21.5.14

Online Dating

Lagi-lagi, saya bahas ini berdasarkan sudut padang pribadi lho. Bukan benar bukan salah, bukan baik bukan buruk. Semua kembali pada pemahaman masing-masing.

***

Sekitar 5 hari lalu, masa-masa pemulihan pasca ditolak cewek, saya buka pembicaraan pada ibuk. Tentang si ayah, selama 23 tahun kemarin. Sejak bertemu hingga sekarang. Lama betul, kawan. Ya, saya baru berani bertanya itu setelah berumur 23 tahun ini. Cerita ibuk mungkin lebih banyak pahitnya.

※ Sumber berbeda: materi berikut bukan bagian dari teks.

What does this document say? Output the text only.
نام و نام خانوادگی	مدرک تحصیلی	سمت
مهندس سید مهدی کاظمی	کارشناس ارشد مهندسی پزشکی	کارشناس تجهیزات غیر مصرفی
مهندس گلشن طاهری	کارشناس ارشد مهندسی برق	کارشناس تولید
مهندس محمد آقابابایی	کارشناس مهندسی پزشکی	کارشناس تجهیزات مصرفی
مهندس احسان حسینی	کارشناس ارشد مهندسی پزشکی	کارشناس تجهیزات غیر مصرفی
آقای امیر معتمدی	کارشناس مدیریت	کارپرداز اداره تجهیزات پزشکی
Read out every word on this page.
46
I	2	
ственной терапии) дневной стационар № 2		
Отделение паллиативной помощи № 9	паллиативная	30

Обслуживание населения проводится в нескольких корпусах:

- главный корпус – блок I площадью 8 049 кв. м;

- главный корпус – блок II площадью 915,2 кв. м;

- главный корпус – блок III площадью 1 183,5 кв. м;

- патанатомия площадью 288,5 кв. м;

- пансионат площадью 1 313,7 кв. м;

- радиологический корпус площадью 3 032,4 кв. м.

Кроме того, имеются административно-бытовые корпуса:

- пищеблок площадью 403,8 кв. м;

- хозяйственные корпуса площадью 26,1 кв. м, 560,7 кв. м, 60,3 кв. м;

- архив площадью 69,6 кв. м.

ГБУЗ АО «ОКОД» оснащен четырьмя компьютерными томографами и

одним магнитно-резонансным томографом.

Dan saya enggan menulis detail soal itu. Saya mau nulis soal yang manis-manis di masa sekarang dan masa depan saja, yang saya persembahkan buat si ibuk. Tetapi dari situ saya cukup banyak dapat ilmu dan pandangan baru mengenai sosok beliau dan si ayah. Saat itu, adalah saat emosi membatu.

Tahun 1980-an. Pertama kali ibuku bertemu si ayah itu waktu karang taruna. Si ayah yang memang anak rantau, ngekos daerah situ. Ibuku sering melihatnya mondar-mandir di daerah situ. Aktif pula di karang taruna. Singkat cerita, katanya dulu si ibuk sering buatkan sarapan/bekal buat si ayah. Bukan karena kasihan, tetapi bukan karena cinta-cinta amat juga. Sayang juga kurang tepat. Dalam bahasa Sunda, ada kata yang tepat untuk menerjemahkan perasaan di antara kasihan dan sayang. Istilahnya nya-ah. Saya sulit menemukan padanan kata itu dalam bahasa indonesia atau english. Nah dari situ si ibuk akhirnya dipinang si ayah. Saya kurang tahu apakah pada saat itu si ibuk memang sudah mengenal betul karakter si ayah. Karena biasanya, mengenal dengan baik itu bukan hanya dari apa yang dilihat, tetapi juga didengar dari kawan-kawannya, dari keluarganya, dan sanak familinya.

Bertahun bersama, badai rumah tangga begitu kencangnya. Dan detik ini pula, saya tidak peduli masa-masa lama. Biar itu jadi pelajaran buat kami, buat saya. Yang saya petik dari semua itu hanyalah untuk meniru prestasi si ayah, bukan kehidupan cintanya. Makanya saya bisa naik pitam kalau ada orang yang mencoba me-mirip-miripkan saya dengan ayah dari sifat. Hell no!

***

Sekarang saya kembali ke masa kini. Saya baru baca artikel perihal fenomena hubungan asmara asmoro. Istilah yang kini gencar berkeliaran adalah online dating. Kalau saya simpulkan seenak dengkul, online dating itu ya semacam interaksi dengan lawan jenis yang dirasa menarik dengan bantuan media sosial berbasis internet. Dan namanya reaksi kimia, kau bisa kecanduan, kawan. 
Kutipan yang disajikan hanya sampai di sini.